Eddie’s Epilogue
Eddie’s Epilogue
One day, without warning, you’ll stop mid-step and realize: This is who I am now.
Not the man who ran from his own hunger. Not the one who kept love at arm’s length, convinced it would undo him. Not even the one who thought he could survive on silence and routine, pretending need was a weakness he could bury.
No. You’ll look around and know the truth: you didn’t starve. You didn’t burn. You didn’t break beyond repair. You loved—and you survived it.
We look back not just to grieve, but to honor the wreckage we crawled through to get here.
I look back at the years I wasted—nights filled with ghosts, with regrets cut deep enough to carve my ribs open—and I see how badly I mistook punishment for protection.
How I convinced myself that craving both of them made me reckless, wrong, undeserving.
But the body doesn’t lie. Hunger doesn’t forgive. It waited until I had no choice but to face it—until Cleo walked back into my orbit, changed but still luminous, and Barret stood there with his eyes on mine, daring me not to remember how it felt to belong to him too.
And I didn’t run.
Now it’s been months since Dorian died in that cell. An accident, they called it, though no accident erases what he did. Cleo doesn’t whisper anymore when she says she’s healing. Barret doesn’t hide the way he looks at me. I don’t hide either.
Nights stretch differently now. Not with silence, but with laughter—Cleo’s soft, B’s low, mine finally unguarded. The house is full in a way I never believed possible, in a way that answers the ache I once mistook for something dangerous.
The truth is, I wanted it all. Her gentleness and his fire. Her resilience and his defiance. I wanted what we built in the wreckage of our fears. And now—I have it. Not perfectly. Not without scars. But fully.
So when I stop mid-step these days, when that familiar thought creeps in—How did I become this version of myself?—I don’t look away.
I know the answer.
I became this because I stopped running. Because I said yes. Because love, in the end, wasn’t the fire that destroyed me. It was the home I had been reaching for all along.
The house is quiet tonight, Lake Washington stretched like black glass beyond the windows.

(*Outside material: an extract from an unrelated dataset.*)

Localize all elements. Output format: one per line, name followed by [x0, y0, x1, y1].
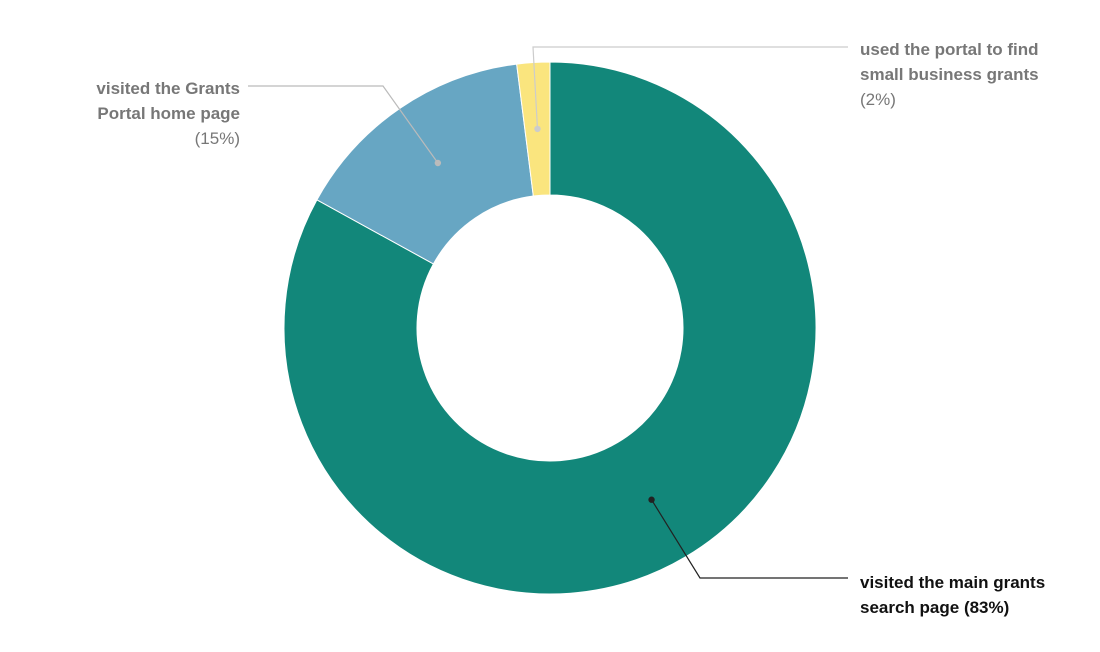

From the sound system in the next room, one of Barret’s unfinished tracks drifts through the house—searching, a melody still finding its shape.

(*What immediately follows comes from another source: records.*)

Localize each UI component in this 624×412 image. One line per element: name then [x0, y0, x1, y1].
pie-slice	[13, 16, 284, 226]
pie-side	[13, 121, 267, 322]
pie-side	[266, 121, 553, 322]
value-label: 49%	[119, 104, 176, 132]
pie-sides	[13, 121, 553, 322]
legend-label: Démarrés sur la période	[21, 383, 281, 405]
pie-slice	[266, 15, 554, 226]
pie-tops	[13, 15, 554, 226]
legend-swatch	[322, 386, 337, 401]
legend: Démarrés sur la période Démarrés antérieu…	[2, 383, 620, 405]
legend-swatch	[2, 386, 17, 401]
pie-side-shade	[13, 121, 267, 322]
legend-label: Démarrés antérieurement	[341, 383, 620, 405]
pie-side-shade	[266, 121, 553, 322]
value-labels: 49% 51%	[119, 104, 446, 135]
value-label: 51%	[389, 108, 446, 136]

It seeps into the walls like a pulse, threading through everything, reminding me of who we’ve been and who we’re still becoming.
Cleo’s laughter carries from the kitchen, brighter than it used to be, no longer tentative. Barret’s voice follows, low and warm, and together they make something that sounds almost like music itself.

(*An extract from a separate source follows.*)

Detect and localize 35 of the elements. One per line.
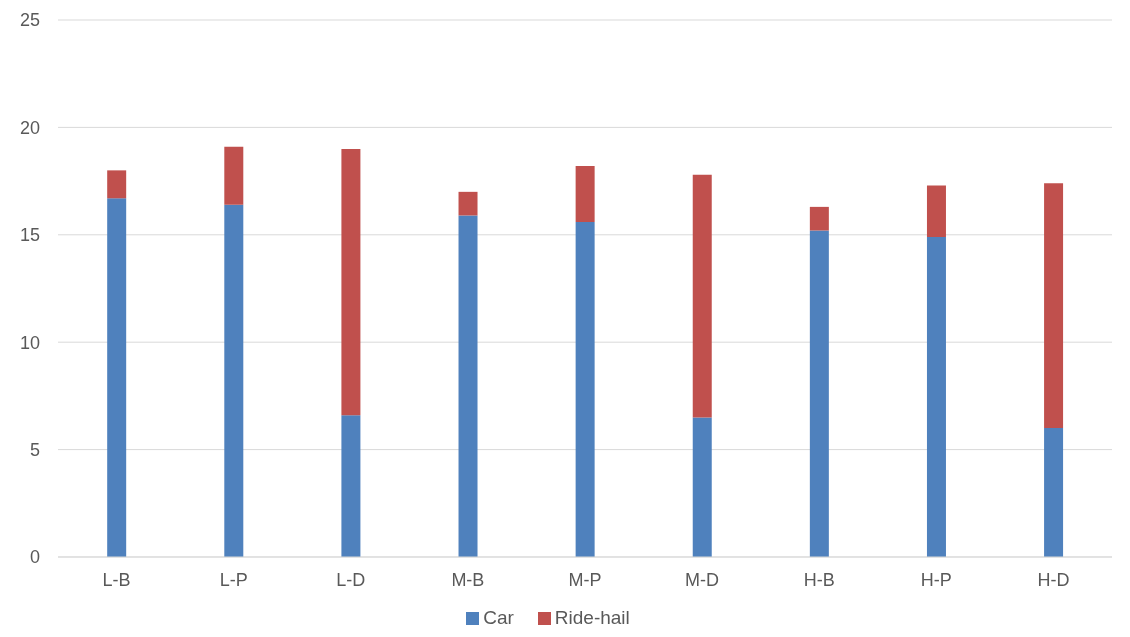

I lean in the doorway and watch them. Cleo perched on the counter, stealing fruit with that playful grin, Barret pretending to scold her while cutting more just so she can win again.
She catches me watching, her smile softening, and when Barret turns, his eyes hold the same welcome.
They don’t need to call me over—I already belong.
She stretches her hand out, Barret shifts, and I step into the space between them.
Her lips brush my cheek, but before I can turn toward her, Barret leans in.
His mouth finds mine—firm, certain, tasting faintly of the strawberries he’d just cut for her—and the kiss steals the air from my lungs.
Cleo’s fingers curl into mine, tethering the three of us together.
When Barret pulls back, I turn and find Cleo’s mouth. The kiss is softer, lingering, filled with all the things we thought we’d lost but somehow carried back to each other. Barret stays close, his hand at the small of my back, holding us in the same breath.
I’m not sure if dinner is ready, but maybe we’ll eat each other first, like we often do—because hunger has more than one meaning here—before settling down at the table. A meal. A home. A future that doesn’t scare me anymore.
The music drifts through the house, blending with Cleo’s quiet laugh as she leans into both of us, and I realize this is the harmony I’d been reaching for all along. The ache that once hollowed me out has finally found its sound.